TUSCALOOSA, Ala. (AP) Alabama coach Nick Saban isn't about to dole out straight A's on the top-ranked Crimson Tide's midterm report card.
He'd prefer his progress report through half the regular season to go beyond what 'Bama has done well.
"It'd be easier to answer that question if you said, 'Is there anything you don't need to improve on?'" Saban said Monday. "I think there's a lot of things that we need to improve on."
Keep the hankie in your pocket. The Tide (6-0, 3-0 Southeastern Conference) hasn't even been challenged the past four weeks, piling up big numbers and easy wins even as potential national challengers like Stanford and Georgia have fallen.
Those defeats aren't hot topics around the football building leading up to Saturday's game against struggling Arkansas (3-4, 0-3).
"Yeah, we see other teams fall down and we just want to make sure we go out there and do our job," offered guard Anthony Steen.
Fumbles. Dropped passes. The big play or two allowed by the defense in a 48-7 win over Kentucky.
Those issues are more likely to come up.
"I don't think that we've played our best game by any stretch of the imagination," Saban said. "I think there's a lot of things that we can improve on. Obviously we haven't gotten a lot of turnovers on defense. I think there's times when we've given up too many big plays on defense."
The Tide is in the midst of a six-game stretch without playing a team with a winning record. Alabama has won the first four by an average of 33 points and outgained those opponents by 272 yards per game while allowing just 46 first downs.
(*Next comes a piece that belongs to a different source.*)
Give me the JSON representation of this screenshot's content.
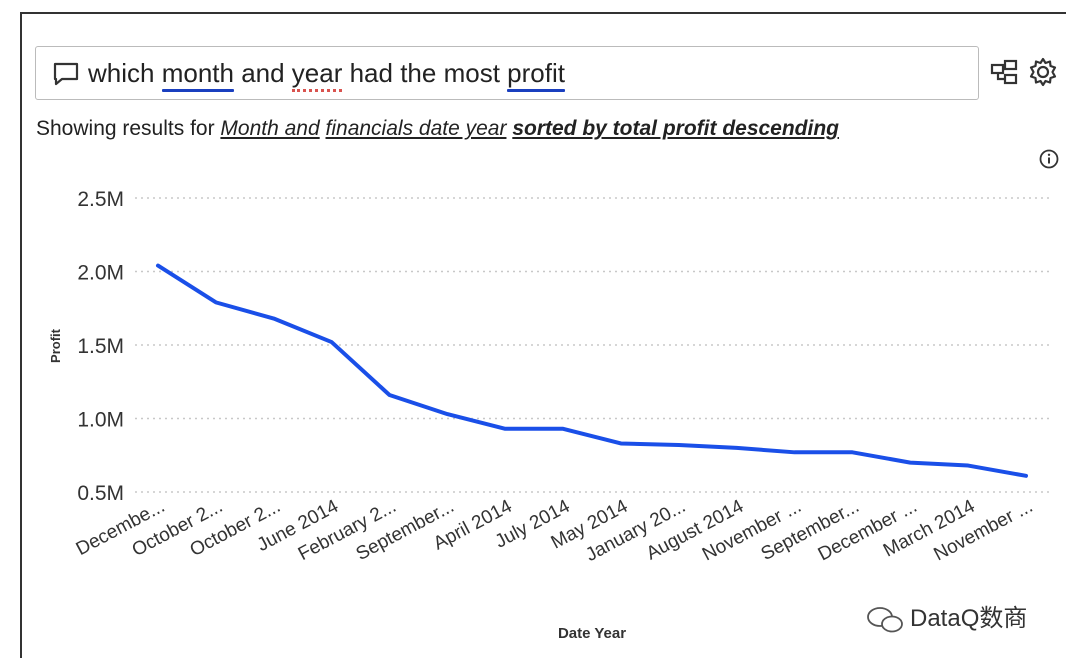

That's the good. Even the bad from the latest mismatch come with caveats.
The Tide lost two early fumbles against the Wildcats, though culprits T.J. Yeldon and Kenyan Drake each topped 100 rushing yards.
Alabama also had several dropped passes, even if it didn't keep AJ McCarron from finishing with a career-high 359 passing yards. A secondary relying heavily on freshmen and sophomores allowed a 30-yard touchdown pass, ending a streak of 14 quarters without allowing an opponent to reach the end zone.
So what if the Wildcats managed only 46 passing yards the rest of the game.
Those are small things in a 41-point win, but plenty for Saban to harp on.
"Coach is always telling us, don't look at the scoreboard," receiver Kevin Norwood said. "Worry about playing our best game. And that's what we want to do play our best game. It just so happened that we always have something to work on. It's always a work in progress."
An avid golfer who often references Tiger Woods, Saban said the game did prove that if players keep competing and focusing, "sometimes you can miss the four-foot putt and still win."
He also said he doesn't want his players even paying attention to two notable Arkansas scores. The Razorbacks are coming off a 52-7 loss to No. 11 South Carolina.
Alabama won the last meeting 52-0, numbers that could raise the risk of overlooking Arkansas.
McCarron insists that's not a concern.
"I can't tell you the score of the Kentucky game," he said. "I can't remember how high we're supposed to count in the locker room, the points we scored, for our fight song. I definitely don't remember scores from all the games. It's never about them. It's never about the opponent we're facing.
"Coach Saban likes to say they are faceless, and they are. It's about us and about what we do and how we take everything on the field. It doesn't matter who we play. We're trying to play the way we're capable of playing."